Willow Run driverless car test site names CEO, board
The site where Rosie the Riveters once assembled B-24 Liberators for the Allies during World War II will soon become a test site for the future of transportation.
State leaders on Friday announced the appointment of a CEO and board of directors for The American Center for Mobility, a proposed 335-acre driverless car proving grounds at the former Willow Run bomber plant in Ypsilanti. John Maddox, who serves as assistant director of a group that runs the state’s other driverless car test site, MCity, was named CEO.
“Henry Ford was the first innovator to make an airplane on an assembly line and did something people thought was impossible to do,” Maddox said in an interview. “He created a lot of innovations. We’re going to be doing that again for the next 100 years by leveraging connected and autonomous technology to make our transportation system safer.”
Gov. Rick Snyder announced the Willow Run project in January during his annual State of the State address, saying it’s “the world’s best place” to test connected and autonomous cars. The sprawling location is set to become an advanced automotive testing and product development center that focuses on testing, verification and certification of connected and automated vehicles. The state of Michigan is expected to provide $20 million through the Michigan Strategic Fund, with a seed grant to begin operations.

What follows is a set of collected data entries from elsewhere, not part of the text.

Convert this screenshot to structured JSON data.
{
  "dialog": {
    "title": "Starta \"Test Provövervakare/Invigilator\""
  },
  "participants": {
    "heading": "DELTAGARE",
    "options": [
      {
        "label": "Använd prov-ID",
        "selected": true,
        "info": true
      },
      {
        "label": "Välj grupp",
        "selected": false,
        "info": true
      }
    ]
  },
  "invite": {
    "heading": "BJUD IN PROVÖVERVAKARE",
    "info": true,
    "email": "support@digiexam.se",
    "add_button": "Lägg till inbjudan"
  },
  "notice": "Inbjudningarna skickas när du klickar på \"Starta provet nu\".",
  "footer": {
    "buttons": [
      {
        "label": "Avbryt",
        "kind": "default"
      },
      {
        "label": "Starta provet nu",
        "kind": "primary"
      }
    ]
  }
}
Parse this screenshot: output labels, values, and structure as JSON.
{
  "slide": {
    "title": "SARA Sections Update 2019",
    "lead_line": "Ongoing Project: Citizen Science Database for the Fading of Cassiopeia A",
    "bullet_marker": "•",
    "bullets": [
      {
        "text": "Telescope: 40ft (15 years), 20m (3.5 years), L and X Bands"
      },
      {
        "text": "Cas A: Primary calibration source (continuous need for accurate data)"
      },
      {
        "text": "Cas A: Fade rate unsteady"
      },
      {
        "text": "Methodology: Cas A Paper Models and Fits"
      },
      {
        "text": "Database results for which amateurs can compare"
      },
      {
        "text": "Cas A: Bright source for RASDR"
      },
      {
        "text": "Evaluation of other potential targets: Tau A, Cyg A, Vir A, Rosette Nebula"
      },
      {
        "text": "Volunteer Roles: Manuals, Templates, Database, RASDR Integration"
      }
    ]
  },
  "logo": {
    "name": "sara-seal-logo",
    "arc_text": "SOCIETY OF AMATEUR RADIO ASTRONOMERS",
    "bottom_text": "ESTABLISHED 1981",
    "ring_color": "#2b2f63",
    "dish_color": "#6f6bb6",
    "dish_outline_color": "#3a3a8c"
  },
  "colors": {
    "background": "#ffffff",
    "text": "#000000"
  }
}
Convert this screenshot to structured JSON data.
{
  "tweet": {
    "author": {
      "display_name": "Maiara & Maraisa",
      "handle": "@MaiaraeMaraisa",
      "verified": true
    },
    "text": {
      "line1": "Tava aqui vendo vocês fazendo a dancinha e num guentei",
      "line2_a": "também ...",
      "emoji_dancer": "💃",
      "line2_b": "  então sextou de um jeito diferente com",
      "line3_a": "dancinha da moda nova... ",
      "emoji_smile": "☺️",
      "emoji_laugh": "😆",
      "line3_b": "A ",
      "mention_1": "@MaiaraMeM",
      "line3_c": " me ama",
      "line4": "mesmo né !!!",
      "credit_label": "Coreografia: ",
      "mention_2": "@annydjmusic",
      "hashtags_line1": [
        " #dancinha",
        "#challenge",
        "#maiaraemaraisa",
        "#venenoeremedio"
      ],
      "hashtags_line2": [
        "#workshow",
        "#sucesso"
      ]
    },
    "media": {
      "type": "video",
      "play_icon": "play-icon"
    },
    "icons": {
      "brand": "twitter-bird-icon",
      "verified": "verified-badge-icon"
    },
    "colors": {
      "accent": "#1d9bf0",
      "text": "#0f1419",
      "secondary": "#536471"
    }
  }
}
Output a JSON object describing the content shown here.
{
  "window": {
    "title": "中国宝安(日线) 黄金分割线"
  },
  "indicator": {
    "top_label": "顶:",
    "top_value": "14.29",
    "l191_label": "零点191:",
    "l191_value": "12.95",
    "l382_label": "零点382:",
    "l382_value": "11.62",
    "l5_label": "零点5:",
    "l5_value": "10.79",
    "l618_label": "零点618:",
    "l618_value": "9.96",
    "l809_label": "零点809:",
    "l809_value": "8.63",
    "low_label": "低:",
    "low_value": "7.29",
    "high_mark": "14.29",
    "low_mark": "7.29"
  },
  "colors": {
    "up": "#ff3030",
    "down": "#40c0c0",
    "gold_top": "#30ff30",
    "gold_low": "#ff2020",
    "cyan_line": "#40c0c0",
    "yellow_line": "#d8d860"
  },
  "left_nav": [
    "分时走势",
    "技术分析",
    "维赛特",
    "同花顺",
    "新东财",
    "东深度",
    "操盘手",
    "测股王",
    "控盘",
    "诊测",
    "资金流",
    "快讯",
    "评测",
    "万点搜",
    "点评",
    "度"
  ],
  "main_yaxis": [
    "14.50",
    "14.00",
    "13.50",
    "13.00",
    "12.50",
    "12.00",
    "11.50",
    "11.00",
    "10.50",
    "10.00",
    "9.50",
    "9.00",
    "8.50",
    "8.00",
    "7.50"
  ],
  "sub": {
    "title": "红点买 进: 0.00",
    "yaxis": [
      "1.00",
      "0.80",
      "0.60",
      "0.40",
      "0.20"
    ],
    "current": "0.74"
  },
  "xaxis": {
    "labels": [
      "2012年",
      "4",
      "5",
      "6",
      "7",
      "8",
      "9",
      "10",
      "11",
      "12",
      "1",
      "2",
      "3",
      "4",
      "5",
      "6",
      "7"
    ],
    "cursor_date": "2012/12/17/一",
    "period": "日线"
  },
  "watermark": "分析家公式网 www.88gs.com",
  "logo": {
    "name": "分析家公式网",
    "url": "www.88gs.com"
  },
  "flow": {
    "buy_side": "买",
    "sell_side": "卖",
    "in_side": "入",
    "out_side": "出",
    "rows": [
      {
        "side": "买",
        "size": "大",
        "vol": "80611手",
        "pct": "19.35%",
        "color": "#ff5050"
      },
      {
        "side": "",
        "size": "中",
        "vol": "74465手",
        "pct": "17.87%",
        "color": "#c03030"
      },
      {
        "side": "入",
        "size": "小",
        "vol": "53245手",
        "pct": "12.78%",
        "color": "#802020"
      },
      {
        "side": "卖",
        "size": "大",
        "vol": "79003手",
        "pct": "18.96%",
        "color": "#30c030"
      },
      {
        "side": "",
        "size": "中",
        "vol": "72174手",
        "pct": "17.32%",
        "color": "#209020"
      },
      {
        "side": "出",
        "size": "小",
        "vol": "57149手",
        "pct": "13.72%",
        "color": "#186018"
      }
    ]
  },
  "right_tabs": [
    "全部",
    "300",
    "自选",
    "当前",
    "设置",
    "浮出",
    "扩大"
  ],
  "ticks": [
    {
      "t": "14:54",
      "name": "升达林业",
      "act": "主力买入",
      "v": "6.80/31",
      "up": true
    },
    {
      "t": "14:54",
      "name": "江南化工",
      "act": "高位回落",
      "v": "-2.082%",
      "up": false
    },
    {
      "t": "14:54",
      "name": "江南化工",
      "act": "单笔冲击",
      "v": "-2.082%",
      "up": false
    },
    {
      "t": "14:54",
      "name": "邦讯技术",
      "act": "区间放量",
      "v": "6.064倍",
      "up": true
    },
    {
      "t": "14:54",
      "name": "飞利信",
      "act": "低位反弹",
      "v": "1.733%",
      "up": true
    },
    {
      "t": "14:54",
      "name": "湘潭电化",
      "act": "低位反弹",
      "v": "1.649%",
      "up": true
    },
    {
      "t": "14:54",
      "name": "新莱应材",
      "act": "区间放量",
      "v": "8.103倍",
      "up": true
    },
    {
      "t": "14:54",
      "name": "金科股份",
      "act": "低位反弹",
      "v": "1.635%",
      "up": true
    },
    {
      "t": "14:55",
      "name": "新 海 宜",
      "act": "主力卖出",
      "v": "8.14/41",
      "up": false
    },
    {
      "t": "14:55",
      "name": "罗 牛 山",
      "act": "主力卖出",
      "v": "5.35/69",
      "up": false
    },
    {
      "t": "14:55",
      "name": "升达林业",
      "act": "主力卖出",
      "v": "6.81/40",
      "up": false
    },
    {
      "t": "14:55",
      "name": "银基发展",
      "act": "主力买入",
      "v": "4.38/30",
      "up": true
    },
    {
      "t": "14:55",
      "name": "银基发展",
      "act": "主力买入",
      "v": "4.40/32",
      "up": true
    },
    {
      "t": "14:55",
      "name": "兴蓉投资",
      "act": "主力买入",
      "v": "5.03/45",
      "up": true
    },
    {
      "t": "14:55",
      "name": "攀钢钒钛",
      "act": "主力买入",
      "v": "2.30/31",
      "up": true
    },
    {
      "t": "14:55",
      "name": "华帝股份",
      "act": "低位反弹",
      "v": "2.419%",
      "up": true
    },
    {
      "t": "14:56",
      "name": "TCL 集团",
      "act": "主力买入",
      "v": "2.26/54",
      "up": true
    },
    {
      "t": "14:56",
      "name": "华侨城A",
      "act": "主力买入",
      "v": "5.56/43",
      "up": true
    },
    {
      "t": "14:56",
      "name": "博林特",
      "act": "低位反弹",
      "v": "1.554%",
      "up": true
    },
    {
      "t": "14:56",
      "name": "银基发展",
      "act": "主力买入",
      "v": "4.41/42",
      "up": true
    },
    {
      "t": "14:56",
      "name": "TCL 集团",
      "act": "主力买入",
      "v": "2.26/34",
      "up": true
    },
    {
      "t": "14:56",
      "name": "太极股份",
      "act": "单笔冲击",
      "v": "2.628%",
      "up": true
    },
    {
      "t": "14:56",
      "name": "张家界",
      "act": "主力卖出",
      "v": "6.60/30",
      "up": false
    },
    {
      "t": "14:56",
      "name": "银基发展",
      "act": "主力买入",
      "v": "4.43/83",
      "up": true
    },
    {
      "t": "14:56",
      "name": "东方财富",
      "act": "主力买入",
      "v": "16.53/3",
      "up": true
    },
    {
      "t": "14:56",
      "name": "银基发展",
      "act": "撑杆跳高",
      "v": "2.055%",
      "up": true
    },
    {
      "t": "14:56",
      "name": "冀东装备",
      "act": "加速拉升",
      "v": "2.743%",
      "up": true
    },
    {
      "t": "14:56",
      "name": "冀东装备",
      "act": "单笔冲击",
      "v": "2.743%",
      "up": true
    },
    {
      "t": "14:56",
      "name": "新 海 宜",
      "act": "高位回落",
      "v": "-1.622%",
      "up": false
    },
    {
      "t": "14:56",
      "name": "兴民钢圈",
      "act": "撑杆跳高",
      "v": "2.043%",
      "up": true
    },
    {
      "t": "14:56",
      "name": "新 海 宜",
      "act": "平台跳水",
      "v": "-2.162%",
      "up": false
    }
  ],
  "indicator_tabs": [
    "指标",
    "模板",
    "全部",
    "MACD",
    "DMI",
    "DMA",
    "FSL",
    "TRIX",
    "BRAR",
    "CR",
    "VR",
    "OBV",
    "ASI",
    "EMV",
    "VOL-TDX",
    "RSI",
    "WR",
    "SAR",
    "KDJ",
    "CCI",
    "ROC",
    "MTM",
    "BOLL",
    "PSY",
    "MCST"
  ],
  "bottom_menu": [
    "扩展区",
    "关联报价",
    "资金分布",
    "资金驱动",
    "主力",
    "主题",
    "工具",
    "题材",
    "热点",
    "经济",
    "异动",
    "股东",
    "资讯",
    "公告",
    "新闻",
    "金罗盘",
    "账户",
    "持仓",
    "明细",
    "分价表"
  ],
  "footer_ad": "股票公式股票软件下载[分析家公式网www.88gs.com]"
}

Maddox said the organization will spend the next year completing its due diligence on acquiring the property before any construction will take place. He said it’s too early to comment on a potential opening date. The property is owned by RACER (Revitalizing Auto Communities Environmental Response) Trust, an organization that handles the properties abandoned by General Motors Co. during its bankruptcy.
The site will feature a number of test environments, including an urban/downtown area with building facades to simulate city driving; a highway-speed loop with merging, lane changing, cloverleaf-shaped on-ramps and other features similar to I-94 to simulate high-speed driving; a rural area with unmarked gravel roads; a residential/suburban area to simulate a housing development with homes, garages and pedestrians; and a commercial environment to simulate a strip mall parking lot.
The site will be separate and adjacent to the Yankee Air Museum, which recently acquired a 144,000-square-foot portion of the plant to rebuilt its historical warplane museum, which was destroyed by a fire.
Maddox has extensive experience with the U.S. Department of Transportation and in the auto industry. He headed the National Highway Traffic Safety Administration’s connected vehicle, automated vehicle, cybersecurity and distraction programs, and has worked at Ford Motor Co. and Volkswagen. He’ll take over as CEO immediately, but will retain a partial appointment with the University of Michigan Mobility Transformation Center.
The organization on Friday also named a board of directors that includes Doug Rothwell, president and CEO of Business Leaders for Michigan; Paul Krutko, president and CEO of Ann Arbor SPARK; Jon Kinsey, assistant vice president for research at U-M; and U-M Mobility Transformation Center Director Huei Peng.
The test site is a joint initiative among the state of Michigan, including the Michigan Department of Transportation and Michigan Economic Development Corp., the University of Michigan, Business Leaders for Michigan and Ann Arbor SPARK. The center also will organize auto industry and community advisory boards at a later date.
Proponents say the site’s hundreds of acres will allow for every conceivable driving condition to be simulated. When coupled with Ann Arbor’s 35-acre MCity, the two test sites put the Great Lakes State at the forefront of autonomous testing.
“The American Center for Mobility solidifies Michigan as the premiere place in the world to develop and implement transportation mobility solutions,” Rothwell said in a statement. “Now that we've hired a great leader to run it, we can focus on lining up tenants and moving dirt.”